Em 1905, a Companhia Docas de Santos solicitou a Oswaldo Cruz, diretor geral de Saúde Pública, providências para combater uma epidemia de malária entre os trabalhadores que construíam uma hidrelétrica em Itatinga, São Paulo. Carlos Chagas foi comissionado para coordenar a campanha.

No início de 1907, iniciou missão semelhante com Arthur Neiva (1880-1943), também pesquisador de Manguinhos, em Xerém, Baixada Fluminense, onde a doença prejudicava a captação de água para a capital federal, realizada pela Inspetoria Geral de Obras Públicas.

Em junho, Chagas partiu para o norte de Minas Gerais, em uma terceira campanha contra a malária, junto com Belisário Penna (1868-1939), também médico da Diretoria Geral de Saúde Pública. Uma epidemia paralisava as obras de prolongamento da Estrada de Ferro Central do Brasil no trecho entre Corinto e Pirapora. Desde sua inauguração em 1855, essa ferrovia era vista como um dos principais meios de integração do território nacional, daí o projeto de estendê-la da capital federal a Belém do Pará. Em 1904, havia sido inaugurada a estação de Curvelo e, dois anos depois, a estação de Corinto. No verão de 1906-1907, contudo, as “febres” paralisaram as obras na ponte do Rio Bicudo, impedindo a construção do ramal para Pirapora.

Na época, a profilaxia da malária, testada por pesquisadores em todo o mundo, abrangia diversas estratégias. O combate aos vetores era feito mediante a aplicação de substâncias tóxicas (como o petróleo) nas coleções de água, visando a destruir as larvas dos insetos que ali se reproduziam. Outra medida era a proteção dos indivíduos com cortinados nas camas e telas nas portas e janelas das casas. O ataque ao parasito, por sua vez, dava-se pela ingestão de quinina (produto extraído da casca da árvore quina), tanto para prevenir quanto para tratar a infecção.

Já desde a primeira campanha, Chagas observou que, depois de picarem suas ‘vítimas’ no interior das habitações, os mosquitos adquiriam um peso que os fazia permanecer ali por longo tempo, digerindo o sangue e maturando os ovos.
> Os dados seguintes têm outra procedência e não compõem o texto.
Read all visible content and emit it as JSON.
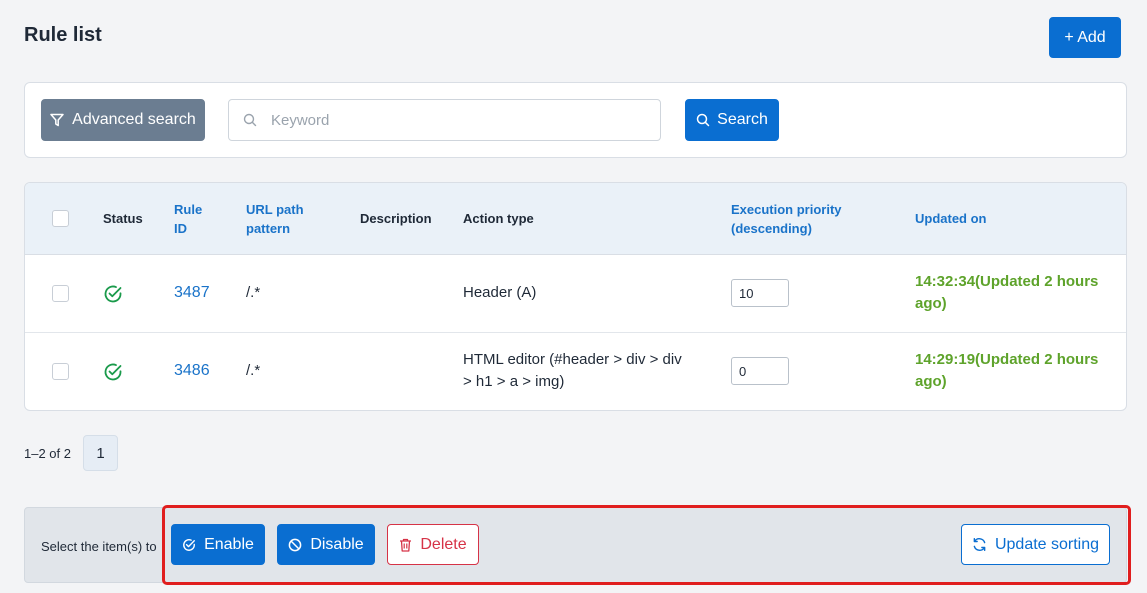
{
  "header": {
    "title": "Rule list",
    "add_label": "+ Add"
  },
  "search": {
    "advanced_label": "Advanced search",
    "keyword_placeholder": "Keyword",
    "keyword_value": "",
    "search_label": "Search"
  },
  "table": {
    "columns": {
      "status": "Status",
      "rule_id_line1": "Rule",
      "rule_id_line2": "ID",
      "url_line1": "URL path",
      "url_line2": "pattern",
      "description": "Description",
      "action_type": "Action type",
      "priority_line1": "Execution priority",
      "priority_line2": "(descending)",
      "updated_on": "Updated on"
    },
    "rows": [
      {
        "rule_id": "3487",
        "url_pattern": "/.*",
        "description": "",
        "action_line1": "Header (A)",
        "action_line2": "",
        "priority": "10",
        "updated_line1": "14:32:34(Updated 2 hours",
        "updated_line2": "ago)",
        "status_icon": "check-circle-icon"
      },
      {
        "rule_id": "3486",
        "url_pattern": "/.*",
        "description": "",
        "action_line1": "HTML editor (#header > div > div",
        "action_line2": "> h1 > a > img)",
        "priority": "0",
        "updated_line1": "14:29:19(Updated 2 hours",
        "updated_line2": "ago)",
        "status_icon": "check-circle-icon"
      }
    ]
  },
  "pagination": {
    "range_text": "1–2 of 2",
    "current_page": "1"
  },
  "bulk_actions": {
    "label": "Select the item(s) to",
    "enable_label": "Enable",
    "disable_label": "Disable",
    "delete_label": "Delete",
    "update_sorting_label": "Update sorting"
  },
  "colors": {
    "primary": "#0a6ed1",
    "success": "#5ea32b",
    "danger": "#d63347",
    "highlight": "#e01e1e"
  }
}
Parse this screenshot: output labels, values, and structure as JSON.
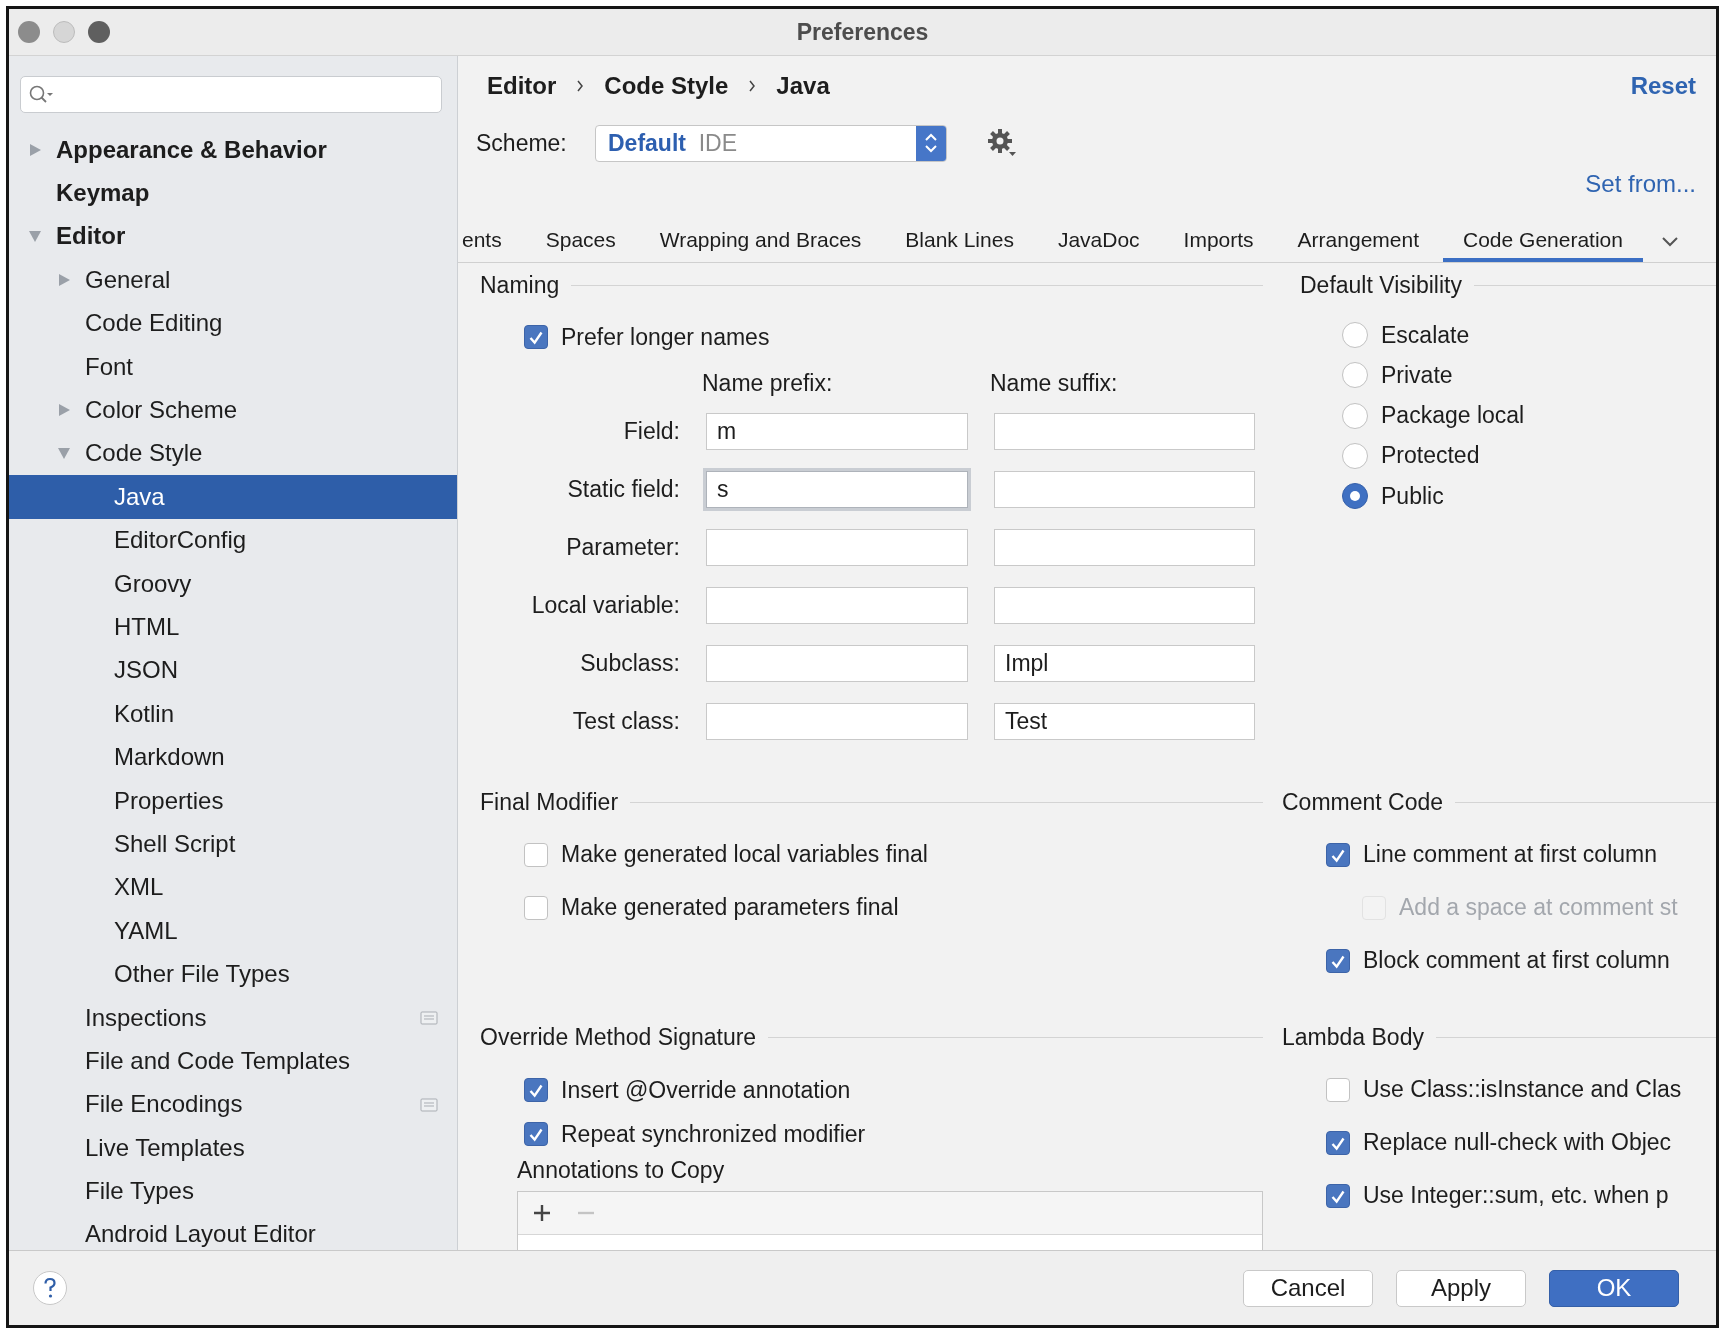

Por isso, preconizou que eles deveriam ser atacados não apenas em sua fase larval, aquática, mas sobretudo em sua fase adulta, alada, nesses ambientes, mediante aplicação de substâncias inseticidas (como enxofre ou piretro). Esse método, décadas mais tarde utilizado em larga escala, com o advento do DDT, foi aplicado em Itatinga em conjugação com outras medidas, como a quininização. A contribuição de Chagas para os estudos e a profilaxia da malária foi reconhecida no I Congresso Internacional de Paludismo, realizado em Roma em 1925.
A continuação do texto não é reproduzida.